Is there a measure $\mu$ on $\mathbb{N}$ such that $\int_{\mathbb{N}}f \ \text{d}\mu = \sum_{n\in\mathbb{N}}a_{n}f(n)$?

Question

Let $a:=(a_{n})_{n\in\mathbb{N}}$ be a sequence of real numbers such that $a_{n}>0$ for all $n\in\mathbb{N}$. Is there a measure $\mu$ on $\mathbb{N}$ such that $$\int_{\mathbb{N}}f \ \text{d}\mu = \sum_{n\in\mathbb{N}}a_{n}f(n)?$$

It looks like a weighted version of the counting measure, so I think it does indeed exist. However, I don't see how I can explicitly construct $\mu$ in terms of $a$.

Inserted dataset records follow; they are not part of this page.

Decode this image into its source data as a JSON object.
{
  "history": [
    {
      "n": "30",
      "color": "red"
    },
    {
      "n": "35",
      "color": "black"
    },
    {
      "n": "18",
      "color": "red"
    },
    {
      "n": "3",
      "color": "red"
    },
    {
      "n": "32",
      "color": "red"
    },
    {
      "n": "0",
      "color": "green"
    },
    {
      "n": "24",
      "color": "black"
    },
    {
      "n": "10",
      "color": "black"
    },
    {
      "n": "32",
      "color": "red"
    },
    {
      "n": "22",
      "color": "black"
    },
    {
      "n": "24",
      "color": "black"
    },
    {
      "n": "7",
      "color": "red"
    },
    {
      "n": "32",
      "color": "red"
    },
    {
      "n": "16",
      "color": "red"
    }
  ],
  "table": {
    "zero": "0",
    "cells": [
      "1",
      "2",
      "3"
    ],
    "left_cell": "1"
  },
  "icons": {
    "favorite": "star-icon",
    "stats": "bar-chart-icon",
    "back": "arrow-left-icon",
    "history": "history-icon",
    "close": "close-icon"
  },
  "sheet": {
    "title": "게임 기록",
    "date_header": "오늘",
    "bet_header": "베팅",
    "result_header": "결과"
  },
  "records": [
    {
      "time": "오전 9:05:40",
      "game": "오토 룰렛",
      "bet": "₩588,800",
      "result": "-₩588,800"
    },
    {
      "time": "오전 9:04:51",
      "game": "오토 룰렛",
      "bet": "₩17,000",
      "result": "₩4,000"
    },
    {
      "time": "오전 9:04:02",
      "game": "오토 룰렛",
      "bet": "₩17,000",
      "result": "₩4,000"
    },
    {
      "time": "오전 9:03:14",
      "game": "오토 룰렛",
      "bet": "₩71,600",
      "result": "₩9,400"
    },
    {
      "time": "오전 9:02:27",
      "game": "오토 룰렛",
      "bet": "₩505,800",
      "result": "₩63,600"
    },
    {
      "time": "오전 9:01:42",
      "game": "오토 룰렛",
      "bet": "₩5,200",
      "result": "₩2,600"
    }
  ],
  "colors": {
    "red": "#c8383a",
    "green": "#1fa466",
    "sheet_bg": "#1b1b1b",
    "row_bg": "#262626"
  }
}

Any suggestions are greatly appreciated!

Answer 1

Of course you can. Just let $\mu = \sum_{n} a_n \delta_n$ where $\delta_n$ is the point mass at $n \in \mathbb N$ where $0 \leq a_n \leq \infty$. Then for each non-negative $\overline {\mathbb R}$-valued sequence $f$, you have $\int f d \mu = \sum a_n f(n)$ and for any sequence, it is integrable if and only if $\sum|a_n f(n)| $ is finite (and the integral is indeed given by the expected formula).